But This Was A Fantasy — An Adam Curtis Search Engine

I built a new thing.

Presenting: But This Was A Fantasy: An Adam Curtis Search Engine

Yes, given any natural language query entered into its shiny, Helvetica-accented search box, and The Ghost In The Machine & The Machine In The Ghost will respond with five images that it thinks are most appropriate.

How does it work? It’s a mixture of OpenAI’s CLIP model and Facebook’s FAISS vector similarity library. I take every second of footage, encode it using CLIP and store the normalized vectors into FAISS. For searching, it encodes the text, again using CLIP, and computes the cosine similarity between the text vector and all the encoded image vectors, returning the top 5 results (which I then check against a SQLite database to pull out metadata such as the episode title, timecode, and the appropriate image URI). Basically, “tell me what image is closest to this bit of text?”

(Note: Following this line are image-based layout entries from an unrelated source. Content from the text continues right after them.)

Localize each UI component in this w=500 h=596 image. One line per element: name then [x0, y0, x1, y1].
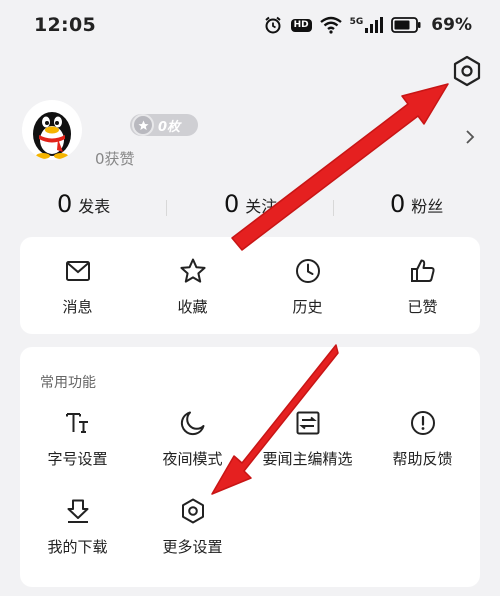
help-icon: [410, 411, 435, 435]
medal-icon: [132, 114, 154, 136]
profile-section[interactable]: 0枚 0获赞: [0, 95, 500, 185]
medal-count: 0枚: [158, 119, 181, 135]
quick-action-messages[interactable]: 消息: [20, 257, 135, 317]
battery-percentage: 69%: [431, 15, 472, 35]
stat-value: 0: [57, 190, 73, 218]
section-title: 常用功能: [40, 375, 96, 391]
stat-following[interactable]: 0 关注: [224, 190, 277, 218]
quick-action-history[interactable]: 历史: [250, 257, 365, 317]
wifi-icon: [319, 16, 342, 34]
function-label: 要闻主编精选: [262, 450, 353, 468]
hexagon-settings-icon: [453, 55, 481, 87]
quick-actions-card: 消息 收藏 历史 已赞: [20, 237, 480, 334]
quick-action-label: 已赞: [407, 298, 438, 316]
function-label: 帮助反馈: [392, 450, 453, 468]
quick-action-liked[interactable]: 已赞: [365, 257, 480, 317]
divider: [166, 200, 167, 216]
function-editor-picks[interactable]: 要闻主编精选: [250, 409, 365, 469]
function-label: 更多设置: [162, 538, 223, 556]
download-icon: [67, 499, 88, 523]
stat-posts[interactable]: 0 发表: [57, 190, 110, 218]
stat-followers[interactable]: 0 粉丝: [390, 190, 443, 218]
quick-action-label: 历史: [292, 298, 323, 316]
hd-badge: HD: [290, 18, 312, 32]
chevron-right-icon[interactable]: [464, 128, 476, 146]
alarm-icon: [264, 16, 281, 34]
stat-label: 发表: [78, 197, 111, 216]
quick-action-label: 消息: [62, 298, 93, 316]
stat-label: 粉丝: [411, 197, 444, 216]
status-icons: HD 5G 69%: [263, 15, 472, 35]
common-functions-card: 常用功能 字号设置 夜间模式 要闻主编精选 帮助反馈 我的下载 更多设置: [20, 347, 480, 587]
stat-value: 0: [390, 190, 406, 218]
likes-count: 0获赞: [95, 150, 135, 168]
moon-icon: [180, 411, 204, 436]
thumbs-up-icon: [410, 259, 435, 282]
stat-label: 关注: [245, 197, 278, 216]
network-type-label: 5G: [349, 17, 364, 27]
settings-button[interactable]: [450, 54, 484, 88]
clock-icon: [295, 259, 320, 283]
star-icon: [179, 258, 206, 283]
avatar[interactable]: [22, 100, 82, 160]
function-night-mode[interactable]: 夜间模式: [135, 409, 250, 469]
stat-value: 0: [224, 190, 240, 218]
hexagon-settings-icon: [181, 498, 204, 524]
quick-action-label: 收藏: [177, 298, 208, 316]
function-font-size[interactable]: 字号设置: [20, 409, 135, 469]
divider: [333, 200, 334, 216]
quick-action-favorites[interactable]: 收藏: [135, 257, 250, 317]
network-signal: 5G: [350, 17, 384, 33]
status-bar: 12:05 HD 5G 69%: [0, 0, 500, 50]
battery-icon: [391, 17, 421, 33]
function-more-settings[interactable]: 更多设置: [135, 497, 250, 557]
medal-badge[interactable]: 0枚: [130, 114, 198, 136]
function-label: 夜间模式: [162, 450, 223, 468]
mail-icon: [65, 261, 90, 281]
function-label: 字号设置: [47, 450, 108, 468]
function-my-downloads[interactable]: 我的下载: [20, 497, 135, 557]
function-label: 我的下载: [47, 538, 108, 556]
function-help-feedback[interactable]: 帮助反馈: [365, 409, 480, 469]
status-time: 12:05: [34, 14, 96, 36]
signal-icon: [365, 17, 384, 33]
font-size-icon: [65, 413, 88, 433]
penguin-avatar-icon: [33, 112, 71, 159]
editor-picks-icon: [296, 411, 319, 435]
stats-row: 0 发表 0 关注 0 粉丝: [0, 190, 500, 224]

There’s not much more to it, except for some embarrassing Javascript which was mainly me spending the week doing my first ‘major’ web development since working on the Call of Duty registration system back in 2012. Apparently there are magic things like the Fetch API now instead of XMLHttpRequest! No longer do you need to use jQuery and IE polyfills!

(please, JS devs, do not actually look at the code; there’s a couple of laughable bits in there which are me falling back to “yes, I’m sure there’s a proper way to do this, but I am bored and I’ll just throw in this half-remembered hack that gets the job done)

So it’s a FAISS index file, a SQLite database, a FastAPI Python server, one page of HTML and a lot of images, all bundled up into a single stateless Docker container and running on Google Cloud Run. Look at me embracing the current zeitgeist (in fairness, I am pleased with the Knative stuff and I’m already pondering how I can use it with work’s Kubernetes infrastructure to make our lives easier). And aside from having to adjust the memory limits to make the container actually run and some long-ish startup times, it all seems to work pretty seamlessly.

I do have some improvements in mind, if people are interested.

Amusingly, this is pretty much directly related to my day job at the moment. Anyway, enjoy and let me know if you find anything fun!